Times are tough for hoops junkies, even more so for those of us expected to continue writing even as the most compelling stories in basketball are Delonte West’s incoherent Twitter rants and Kevin Durant’s scoring outbursts in pro-am games. Recently, I’ve taken to re-reading Bill Simmons’ Book of Basketball for the umpteenth time in hopes of filling the gaping void in my soul with some sort of basketball-related content. Even though I can practically recite the book by heart at this point, one bit of information in The Legend of Keyser Söze chapter struck me differently this time around (probably because I am so desperate for something to write about that I will not hesitate to pick at the proverbial scraps.)
On page 638, Simmons defines his criteria for the best single season team of all-time, that which most closely resembles ruthlessness of the aforementioned Keyzer Söze.

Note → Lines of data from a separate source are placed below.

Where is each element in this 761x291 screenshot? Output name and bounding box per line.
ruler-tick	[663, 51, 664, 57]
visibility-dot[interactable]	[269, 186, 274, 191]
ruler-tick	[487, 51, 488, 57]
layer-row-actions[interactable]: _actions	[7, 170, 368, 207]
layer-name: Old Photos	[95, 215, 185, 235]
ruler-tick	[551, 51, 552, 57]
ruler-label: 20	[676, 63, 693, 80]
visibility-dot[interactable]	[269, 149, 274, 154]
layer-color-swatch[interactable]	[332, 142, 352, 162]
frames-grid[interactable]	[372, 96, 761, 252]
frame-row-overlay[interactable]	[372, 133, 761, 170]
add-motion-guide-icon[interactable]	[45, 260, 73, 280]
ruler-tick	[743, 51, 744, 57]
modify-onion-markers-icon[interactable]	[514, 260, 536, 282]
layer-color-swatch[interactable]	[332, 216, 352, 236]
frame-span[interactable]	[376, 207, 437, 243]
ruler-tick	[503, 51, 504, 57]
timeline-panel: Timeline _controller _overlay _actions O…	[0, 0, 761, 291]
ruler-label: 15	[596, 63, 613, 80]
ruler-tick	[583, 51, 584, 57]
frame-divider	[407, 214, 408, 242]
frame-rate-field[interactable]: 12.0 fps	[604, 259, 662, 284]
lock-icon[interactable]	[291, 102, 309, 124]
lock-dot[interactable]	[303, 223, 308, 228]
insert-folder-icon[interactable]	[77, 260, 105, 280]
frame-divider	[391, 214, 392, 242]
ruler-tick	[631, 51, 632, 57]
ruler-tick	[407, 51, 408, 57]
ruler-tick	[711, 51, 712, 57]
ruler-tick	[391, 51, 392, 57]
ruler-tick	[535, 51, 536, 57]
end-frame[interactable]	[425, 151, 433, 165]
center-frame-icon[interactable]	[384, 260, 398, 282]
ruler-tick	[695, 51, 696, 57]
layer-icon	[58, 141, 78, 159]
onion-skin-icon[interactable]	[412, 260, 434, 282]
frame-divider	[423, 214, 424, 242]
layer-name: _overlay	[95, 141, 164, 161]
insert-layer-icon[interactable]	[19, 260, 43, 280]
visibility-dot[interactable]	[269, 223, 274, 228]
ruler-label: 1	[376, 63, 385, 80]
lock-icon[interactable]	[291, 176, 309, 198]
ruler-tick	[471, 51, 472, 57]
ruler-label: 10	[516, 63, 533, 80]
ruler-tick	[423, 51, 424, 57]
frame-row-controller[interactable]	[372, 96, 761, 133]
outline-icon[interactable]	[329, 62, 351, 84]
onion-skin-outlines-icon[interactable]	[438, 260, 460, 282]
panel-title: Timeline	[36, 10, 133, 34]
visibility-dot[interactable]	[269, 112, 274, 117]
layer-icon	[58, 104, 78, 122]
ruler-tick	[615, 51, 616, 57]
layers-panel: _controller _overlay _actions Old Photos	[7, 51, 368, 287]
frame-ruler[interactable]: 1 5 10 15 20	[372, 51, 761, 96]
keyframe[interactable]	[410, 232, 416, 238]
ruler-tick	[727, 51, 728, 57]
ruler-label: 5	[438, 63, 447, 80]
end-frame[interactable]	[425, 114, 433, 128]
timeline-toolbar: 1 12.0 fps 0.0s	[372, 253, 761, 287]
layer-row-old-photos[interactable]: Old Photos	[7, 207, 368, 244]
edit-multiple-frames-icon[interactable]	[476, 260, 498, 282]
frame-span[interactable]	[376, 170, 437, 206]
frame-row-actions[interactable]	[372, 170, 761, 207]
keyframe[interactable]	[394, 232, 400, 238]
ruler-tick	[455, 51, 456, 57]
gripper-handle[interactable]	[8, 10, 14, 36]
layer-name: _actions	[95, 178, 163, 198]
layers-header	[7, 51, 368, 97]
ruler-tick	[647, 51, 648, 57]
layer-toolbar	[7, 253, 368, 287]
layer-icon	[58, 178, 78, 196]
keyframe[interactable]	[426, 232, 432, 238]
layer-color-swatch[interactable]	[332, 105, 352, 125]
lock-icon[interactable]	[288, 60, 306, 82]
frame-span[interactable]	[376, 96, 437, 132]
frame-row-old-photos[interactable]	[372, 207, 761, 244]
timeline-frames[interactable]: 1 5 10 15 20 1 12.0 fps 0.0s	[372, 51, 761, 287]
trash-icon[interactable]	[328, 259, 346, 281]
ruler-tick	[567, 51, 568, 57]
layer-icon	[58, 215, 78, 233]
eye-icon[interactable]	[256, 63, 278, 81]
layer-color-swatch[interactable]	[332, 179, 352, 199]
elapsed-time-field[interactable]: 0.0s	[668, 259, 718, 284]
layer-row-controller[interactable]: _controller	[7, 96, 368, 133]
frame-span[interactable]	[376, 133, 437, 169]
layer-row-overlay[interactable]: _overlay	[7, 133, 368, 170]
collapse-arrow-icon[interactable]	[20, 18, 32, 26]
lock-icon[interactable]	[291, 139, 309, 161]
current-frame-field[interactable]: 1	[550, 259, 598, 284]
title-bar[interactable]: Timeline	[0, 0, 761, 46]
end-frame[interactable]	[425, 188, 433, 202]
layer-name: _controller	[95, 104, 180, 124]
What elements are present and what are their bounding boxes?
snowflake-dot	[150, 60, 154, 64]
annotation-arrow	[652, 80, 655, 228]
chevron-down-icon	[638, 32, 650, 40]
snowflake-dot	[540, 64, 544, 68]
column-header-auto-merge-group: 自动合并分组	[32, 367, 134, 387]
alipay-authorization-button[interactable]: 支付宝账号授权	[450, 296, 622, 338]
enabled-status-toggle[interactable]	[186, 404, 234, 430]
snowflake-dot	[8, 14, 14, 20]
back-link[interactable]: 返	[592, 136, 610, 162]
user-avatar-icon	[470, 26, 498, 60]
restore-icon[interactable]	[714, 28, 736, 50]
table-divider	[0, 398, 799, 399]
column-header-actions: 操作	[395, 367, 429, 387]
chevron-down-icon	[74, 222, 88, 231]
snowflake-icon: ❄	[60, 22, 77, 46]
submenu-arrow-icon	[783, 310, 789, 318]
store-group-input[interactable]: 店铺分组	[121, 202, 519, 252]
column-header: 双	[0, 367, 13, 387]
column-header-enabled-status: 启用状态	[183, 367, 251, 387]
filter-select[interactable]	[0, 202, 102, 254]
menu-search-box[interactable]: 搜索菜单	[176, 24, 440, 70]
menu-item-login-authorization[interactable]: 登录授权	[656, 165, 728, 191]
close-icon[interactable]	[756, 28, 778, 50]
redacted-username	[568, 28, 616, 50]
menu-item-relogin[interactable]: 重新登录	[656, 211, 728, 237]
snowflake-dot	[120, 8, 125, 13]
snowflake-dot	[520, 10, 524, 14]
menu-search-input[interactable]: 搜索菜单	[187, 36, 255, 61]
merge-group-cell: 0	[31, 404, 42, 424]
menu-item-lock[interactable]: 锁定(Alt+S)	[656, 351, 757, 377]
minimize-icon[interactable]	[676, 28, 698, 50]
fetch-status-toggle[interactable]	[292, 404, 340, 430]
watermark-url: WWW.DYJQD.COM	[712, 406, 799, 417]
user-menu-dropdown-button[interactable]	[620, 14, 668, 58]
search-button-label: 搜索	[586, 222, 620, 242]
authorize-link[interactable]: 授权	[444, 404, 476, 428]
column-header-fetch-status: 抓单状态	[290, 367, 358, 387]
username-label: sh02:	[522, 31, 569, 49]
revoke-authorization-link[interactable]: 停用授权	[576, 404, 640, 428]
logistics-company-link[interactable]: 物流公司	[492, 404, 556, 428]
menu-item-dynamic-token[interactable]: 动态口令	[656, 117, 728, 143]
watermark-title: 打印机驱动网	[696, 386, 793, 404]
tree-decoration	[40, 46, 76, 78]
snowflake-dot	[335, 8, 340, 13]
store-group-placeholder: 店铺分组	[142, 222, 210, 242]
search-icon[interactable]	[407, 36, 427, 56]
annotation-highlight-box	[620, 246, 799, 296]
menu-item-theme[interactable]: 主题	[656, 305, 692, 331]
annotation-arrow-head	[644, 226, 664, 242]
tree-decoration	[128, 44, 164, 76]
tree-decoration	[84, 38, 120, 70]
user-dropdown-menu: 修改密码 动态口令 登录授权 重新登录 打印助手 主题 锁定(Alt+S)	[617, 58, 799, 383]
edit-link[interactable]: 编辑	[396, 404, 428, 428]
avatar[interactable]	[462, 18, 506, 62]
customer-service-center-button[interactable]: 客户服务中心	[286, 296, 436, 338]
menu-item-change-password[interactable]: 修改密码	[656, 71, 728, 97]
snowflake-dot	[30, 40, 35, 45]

His third point focuses on a team’s ability to stay hungry for victory even after winning the title in the previous year(s). He writes, “Show some pride. Protect your title. Make us feel like you’d rather die than lose your championship belt. What’s the point in winning a title if you’re not going to defend it?”
Now let me stop you before you go thinking that I am suggesting the NBA should switch to championship belt rather than the current prize (though the irony of Jason Terry justifying his preemptively-tattooed championship trophy only to have the prize switched might be worth it.) Mark Cuban’s proposition to move away from the traditional championship rings was met with criticism from his own players, and I’m sure they would feel the same about replacing the iconic Larry O’Brien Trophy.
Rather, I am suggesting that in order to fight complacency in reigning champions, the O’Brien Trophy be prominently displayed behind their bench for the duration of their playoff run. This instills an added sense of pride; not only is the team competing for the NBA’s greatest prize, but it is physically theirs to lose. It would have a similar effect for opponents. If the challenge of facing the defending champs were not enough motivation, there is the potential joy of looking on as a weeping former champion – surely Kobe Bryant in a 2011 scenario – clings to the trophy while suit-clad men pry his fingers away and pack the trophy into a stainless steel suitcase to be whisked away.
Which brings me to the fine print of this concept…
1) Though the trophy is to be displayed behind the incumbent champion’s bench, it is not under any circumstances to be touched by any of the players until they are crowned NBA champions
2) The trophy is to be handled by either a) The exact guys in white gloves and suits that handle the Stanley Cup, or, in the event of scheduling conflicts b) exact replicas of the guys in white gloves and suits that handle the Stanley Cup
3) If the reigning champions lose a playoff series the trophy is, as I indicated above, taken into NBA custody until a) it is presented to the eventual champion, or b) it is displayed at midcourt during Game 7 of the Finals
4) The trophy is not to appear during the regular season unless the reigning champions are on the verge of elimination from playoff contention. (This rule has unbelievable potential. If the defending champs must win and also have a conference foe lose in order to avoid elimination, there is the possibility the rival’s contest could go final while the champs are still mid-game. This, of course, would leave the Stanley Cup holder guys no choice but to package up the trophy and make their exit, signaling the dramatic conclusion of their quest to repeat.)
So here’s how this is gonna work, David Stern. I let you implement my idea without bestowing unto me the wealth of riches that I deserve for such an awesome innovation. In return, you accept the next Player’s Association collective bargaining proposal and guarantee me a full 2011-12 season. Good doing business with you.